By Esther Baird
First published in the Tri Town Transcript, September 21, 2018
Back-to-school fills me with so many emotions. Not really. Mostly fills me with angst. I recently came across the first back to school column I ever wrote when my eldest daughter had just turned two in 2006. I sent her to preschool while I was in grad school and I wrote about how amazing it was to send her to school, how fun a nice schedule was, how exciting it was to buy lunch boxes.
I was obviously delusional back then.
Now of course both tween/teenaged daughters go to school half asleep. I see them again after soccer practice looking like they got into a fight with a weed whacker and with the appetite of a hibernating bear. My former 2-year-old now wears heels to school and is reading The Iliad. On top of all that, there are only three more standard back-to-schools left in her entire life after this one. The whole thing is insane.
I was talking to my good friend about the initial back-to-school exhaustion we were feeling and she nodded in agreement.
“Us too, my girls come downstairs and don’t speak they just immediately start playing with their therapy dough.”
“Therapy dough?”
“Yes, it’s this lovely sensory dough for grown ups and teens, it comes in beautiful colors and is scented with calming aromatherapy smells.

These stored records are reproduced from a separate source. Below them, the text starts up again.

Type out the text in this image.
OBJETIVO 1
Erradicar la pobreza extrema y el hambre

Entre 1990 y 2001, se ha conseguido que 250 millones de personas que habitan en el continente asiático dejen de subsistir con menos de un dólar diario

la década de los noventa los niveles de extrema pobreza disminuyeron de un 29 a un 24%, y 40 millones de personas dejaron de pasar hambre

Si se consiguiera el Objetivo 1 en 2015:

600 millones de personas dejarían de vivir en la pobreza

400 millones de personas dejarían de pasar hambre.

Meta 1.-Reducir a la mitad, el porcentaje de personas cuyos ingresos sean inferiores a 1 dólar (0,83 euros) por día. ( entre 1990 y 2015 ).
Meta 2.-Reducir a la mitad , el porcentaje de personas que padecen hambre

My girls just like to knead it and roll little balls and form different shapes. It’s very soothing. It’s an outlet when they don’t know what else to say.”
I nodded. And here I’d been keeping a giant air horn on our table to blow at our wayward dog, Moose. I don’t think air horns are quite as soothing, though they do communicate exactly how I feel when I don’t know what else to say.
The next day my same friend handed me a bag. It was, of course, our own set of therapy dough. I was skeptical. But we had an opportunity to try it right away.
The next morning the girls were snapping at each other over breakfast. Or was I snapping at them? Regardless, I could feel our morning slipping away from us in a jumble of last minute forms and half packed lunches and sports bags that had composted over night.
We’d just been living in bathing suits and taking boat rides. Why were we up so early? Why was soccer so muddy? Why did they have to do homework at night instead of roasting s’mores? I wasn’t adjusting well.
I grabbed the jar of therapy dough and ordered. “Play with this and let’s just calm down!” Soothing right?
My girls took the dough and began to mush it around and press it into their hands but they were still sullen and grouchy.
“Are you breathing in deeply enough!? The aromatherapy can only calm you down if you take a deep whiff!” I insisted.
“Now my cereal tastes like lavender!” My youngest exclaimed.
My eldest huffed and rolled her eyes. “It’s ocean mist, not lavender.”
I took the dough out of her hands and rolled it up into a ball. Then I smashed the ball into the counter.
“This is what I think about summer begin over! And if I have to fill out one more form with my insurance number or the same emergency contact that I’ve listed the last FIFTEEN years of my life, I’m going to move to Canada and join a commune!!” I said fiercely.
“Also,” I smashed, “I don’t know,” smash! “What’s for dinner!”
The girls stared at me.
I rolled up another ball and handed it to my youngest. “Now take all the feelings you have about your sister snapping at you and pound them into the dough.”
She took the dough cautiously from me, but then looked over at her sister and clapped her hands together around the ball of dough.
“Stop being annoying!!”
The dough oozed out through her fingers.
Both girls started laughing. From there it was easy, we rolled and smashed and released our tension while eating our breakfast which at that point, tasted like a candle store. And now I think we’re past the hump. We’re back into the routine, though I will never get used to the dead mouse smell of wet soccer cleats.
Next up, the holidays. I know I don’t have the emotional fortitude for that, so I’m busy creating an entire therapy tent, and I will live in it in the back yard. Perhaps till next summer.